Backers of the law say many individuals who've camped in city parks have chosen not to take an available bed in the town's Gospel Rescue Mission -- a private shelter in city limits -- which is only half full but requires residents to attend worship services, give up pets and pledge not to smoke or drink.
The lead plaintiff in the case refused a shelter bed because she wanted to remain outside with her dog. Grants Pass has no public homeless shelters.
Chief Roberts asked whether a nearby town's shelter capacity, or whether a person's decision to decline a bed, should be taken into consideration.
"Let's say there are five cities all around Grants Pass and they all have homeless shelters, and yet the person wants to stay [in the camp]?" Roberts asked. "Can that person be given a citation?"
Justice Alito questioned the practicality of determining the number available beds before a citation is issued to a person sleeping in a park, suggesting the lower court decision created an unworkable situation for law enforcement.
"What is an individual police officer supposed to do?" he asked. "Count the number of people who are getting ready to sleep outside for the night, and then ask each one of them whether you've tried to find a bed at a shelter?"
Pressing the limits of the constitutional argument against the Oregon city's ordinance, Justice Neil Gorsuch asked if there might be a right to defecate and urinate in public if bathrooms aren't available to the homeless.
Key to the argument is whether Grants Pass treats homelessness as a "status." Doing so could run afoul of a 1962 case, Robinson v. California, which held that it violated the Eighth Amendment to make drug addiction as a "status" illegal.
"Homelessness is not something that you do.
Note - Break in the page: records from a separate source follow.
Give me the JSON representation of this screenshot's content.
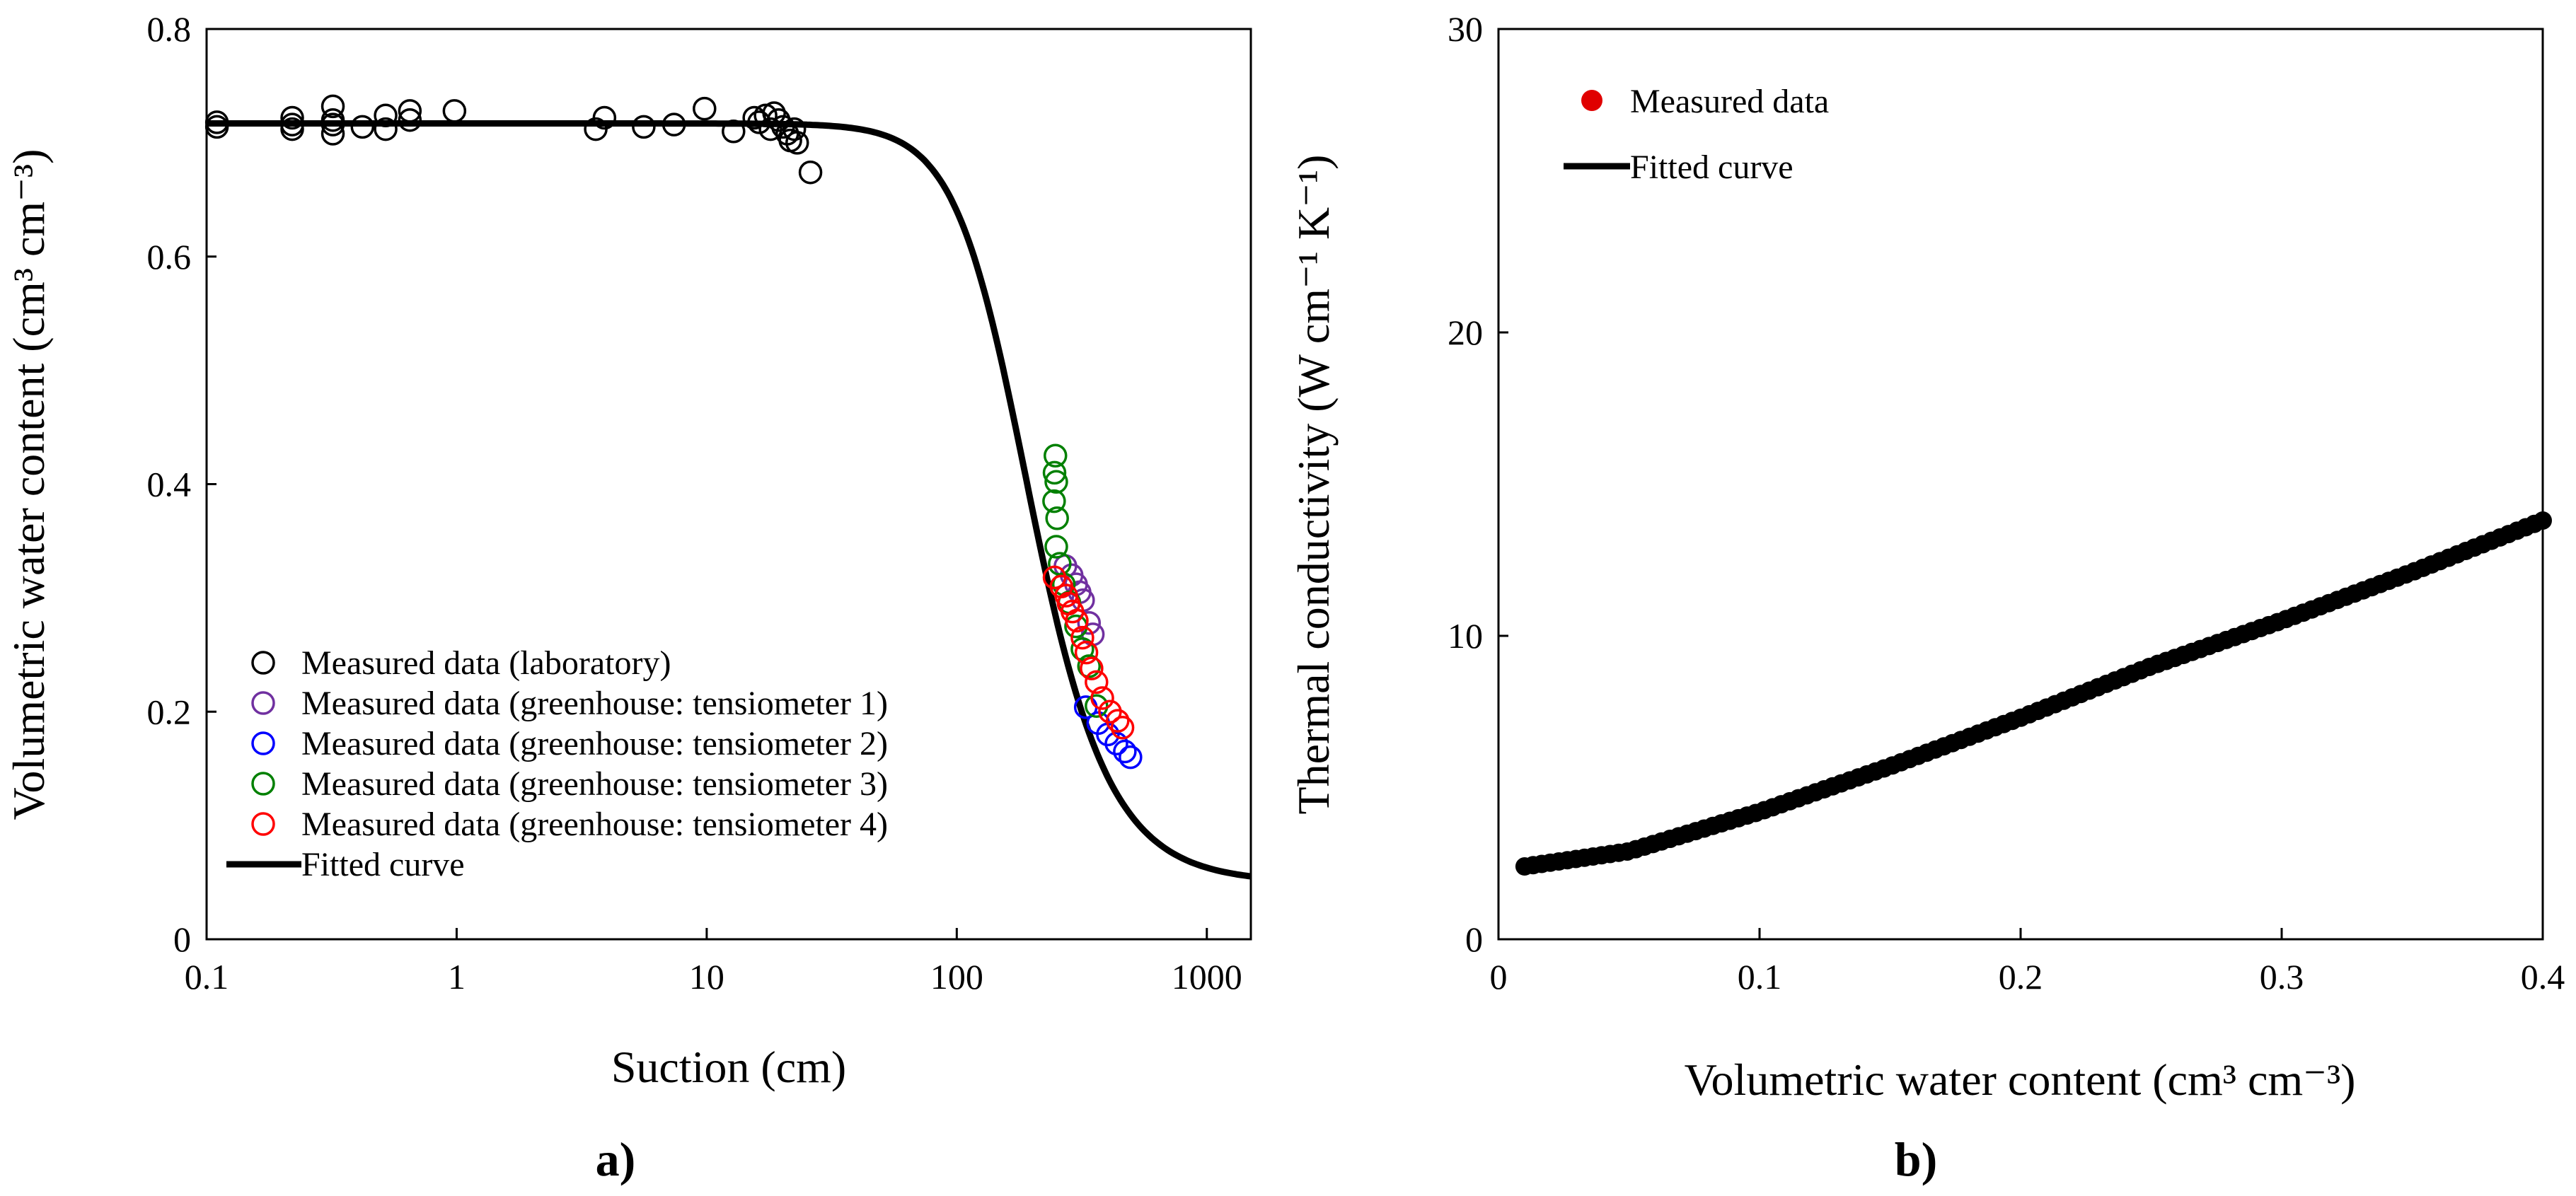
{
  "figure": {
    "panel_a_label": "a)",
    "panel_b_label": "b)"
  },
  "chart_data": [
    {
      "type": "scatter",
      "title": "",
      "xlabel": "Suction (cm)",
      "ylabel": "Volumetric water content (cm³ cm⁻³)",
      "xscale": "log",
      "xlim": [
        0.1,
        1500
      ],
      "ylim": [
        0,
        0.8
      ],
      "xticks": [
        0.1,
        1,
        10,
        100,
        1000
      ],
      "xtick_labels": [
        "0.1",
        "1",
        "10",
        "100",
        "1000"
      ],
      "yticks": [
        0,
        0.2,
        0.4,
        0.6,
        0.8
      ],
      "ytick_labels": [
        "0",
        "0.2",
        "0.4",
        "0.6",
        "0.8"
      ],
      "legend_position": "bottom-left",
      "series": [
        {
          "name": "Measured data (laboratory)",
          "color": "#000000",
          "marker": "open-circle",
          "points": [
            [
              0.11,
              0.718
            ],
            [
              0.11,
              0.714
            ],
            [
              0.22,
              0.722
            ],
            [
              0.22,
              0.716
            ],
            [
              0.22,
              0.712
            ],
            [
              0.32,
              0.732
            ],
            [
              0.32,
              0.72
            ],
            [
              0.32,
              0.716
            ],
            [
              0.32,
              0.708
            ],
            [
              0.42,
              0.714
            ],
            [
              0.52,
              0.724
            ],
            [
              0.52,
              0.712
            ],
            [
              0.65,
              0.728
            ],
            [
              0.65,
              0.72
            ],
            [
              0.98,
              0.728
            ],
            [
              3.6,
              0.712
            ],
            [
              3.9,
              0.722
            ],
            [
              5.6,
              0.714
            ],
            [
              7.4,
              0.716
            ],
            [
              9.8,
              0.73
            ],
            [
              12.8,
              0.71
            ],
            [
              15.5,
              0.722
            ],
            [
              16.2,
              0.718
            ],
            [
              17.2,
              0.724
            ],
            [
              18.0,
              0.712
            ],
            [
              18.6,
              0.726
            ],
            [
              19.4,
              0.72
            ],
            [
              20.2,
              0.714
            ],
            [
              21.0,
              0.708
            ],
            [
              21.6,
              0.702
            ],
            [
              22.4,
              0.712
            ],
            [
              23.0,
              0.7
            ],
            [
              26.0,
              0.674
            ]
          ]
        },
        {
          "name": "Measured data (greenhouse: tensiometer 1)",
          "color": "#7030A0",
          "marker": "open-circle",
          "points": [
            [
              272,
              0.328
            ],
            [
              288,
              0.32
            ],
            [
              300,
              0.312
            ],
            [
              310,
              0.305
            ],
            [
              320,
              0.298
            ],
            [
              338,
              0.278
            ],
            [
              350,
              0.268
            ]
          ]
        },
        {
          "name": "Measured data (greenhouse: tensiometer 2)",
          "color": "#0000FF",
          "marker": "open-circle",
          "points": [
            [
              328,
              0.204
            ],
            [
              368,
              0.19
            ],
            [
              402,
              0.18
            ],
            [
              435,
              0.172
            ],
            [
              470,
              0.165
            ],
            [
              495,
              0.16
            ]
          ]
        },
        {
          "name": "Measured data (greenhouse: tensiometer 3)",
          "color": "#008000",
          "marker": "open-circle",
          "points": [
            [
              248,
              0.425
            ],
            [
              246,
              0.41
            ],
            [
              250,
              0.402
            ],
            [
              245,
              0.385
            ],
            [
              252,
              0.37
            ],
            [
              250,
              0.345
            ],
            [
              258,
              0.33
            ],
            [
              268,
              0.312
            ],
            [
              282,
              0.296
            ],
            [
              300,
              0.275
            ],
            [
              318,
              0.255
            ],
            [
              338,
              0.24
            ],
            [
              362,
              0.205
            ]
          ]
        },
        {
          "name": "Measured data (greenhouse: tensiometer 4)",
          "color": "#FF0000",
          "marker": "open-circle",
          "points": [
            [
              246,
              0.318
            ],
            [
              262,
              0.31
            ],
            [
              274,
              0.302
            ],
            [
              280,
              0.295
            ],
            [
              290,
              0.288
            ],
            [
              302,
              0.28
            ],
            [
              318,
              0.265
            ],
            [
              330,
              0.252
            ],
            [
              346,
              0.238
            ],
            [
              362,
              0.226
            ],
            [
              382,
              0.212
            ],
            [
              410,
              0.2
            ],
            [
              440,
              0.192
            ],
            [
              460,
              0.186
            ]
          ]
        },
        {
          "name": "Fitted curve",
          "color": "#000000",
          "marker": "line",
          "model": "van Genuchten",
          "params": {
            "theta_r": 0.05,
            "theta_s": 0.717,
            "alpha": 0.006,
            "n": 3.2
          }
        }
      ]
    },
    {
      "type": "scatter",
      "title": "",
      "xlabel": "Volumetric water content (cm³ cm⁻³)",
      "ylabel": "Thermal conductivity (W cm⁻¹ K⁻¹)",
      "xlim": [
        0,
        0.4
      ],
      "ylim": [
        0,
        30
      ],
      "xticks": [
        0,
        0.1,
        0.2,
        0.3,
        0.4
      ],
      "xtick_labels": [
        "0",
        "0.1",
        "0.2",
        "0.3",
        "0.4"
      ],
      "yticks": [
        0,
        10,
        20,
        30
      ],
      "ytick_labels": [
        "0",
        "10",
        "20",
        "30"
      ],
      "legend_position": "top-left",
      "series": [
        {
          "name": "Measured data",
          "color": "#E00000",
          "marker": "filled-circle",
          "x_range": [
            0.01,
            0.4
          ],
          "points_count": 120,
          "y_at_x": [
            [
              0.01,
              2.4
            ],
            [
              0.05,
              2.9
            ],
            [
              0.1,
              4.2
            ],
            [
              0.15,
              5.7
            ],
            [
              0.2,
              7.3
            ],
            [
              0.25,
              9.0
            ],
            [
              0.3,
              10.5
            ],
            [
              0.35,
              12.1
            ],
            [
              0.4,
              13.8
            ]
          ]
        },
        {
          "name": "Fitted curve",
          "color": "#000000",
          "marker": "line",
          "y_at_x": [
            [
              0.01,
              2.4
            ],
            [
              0.05,
              2.9
            ],
            [
              0.1,
              4.2
            ],
            [
              0.15,
              5.7
            ],
            [
              0.2,
              7.3
            ],
            [
              0.25,
              9.0
            ],
            [
              0.3,
              10.5
            ],
            [
              0.35,
              12.1
            ],
            [
              0.4,
              13.8
            ]
          ]
        }
      ]
    }
  ]
}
It's just something that you are," argued attorney Kelsi Corkran, representing the homeless plaintiffs.
The Oregon law's defenders say the ordinance merely criminalizes the conduct of camping in public, not the fact that the camper has no home. They also argue that the state allows for a "necessity" defense, which those charged with violating the city's ordinance could pursue if they could show they truly had nowhere else to go.
The Biden administration is asking the court to remand the case for further evidentiary findings before a final ruling is made.
A decision is expected by the end of June.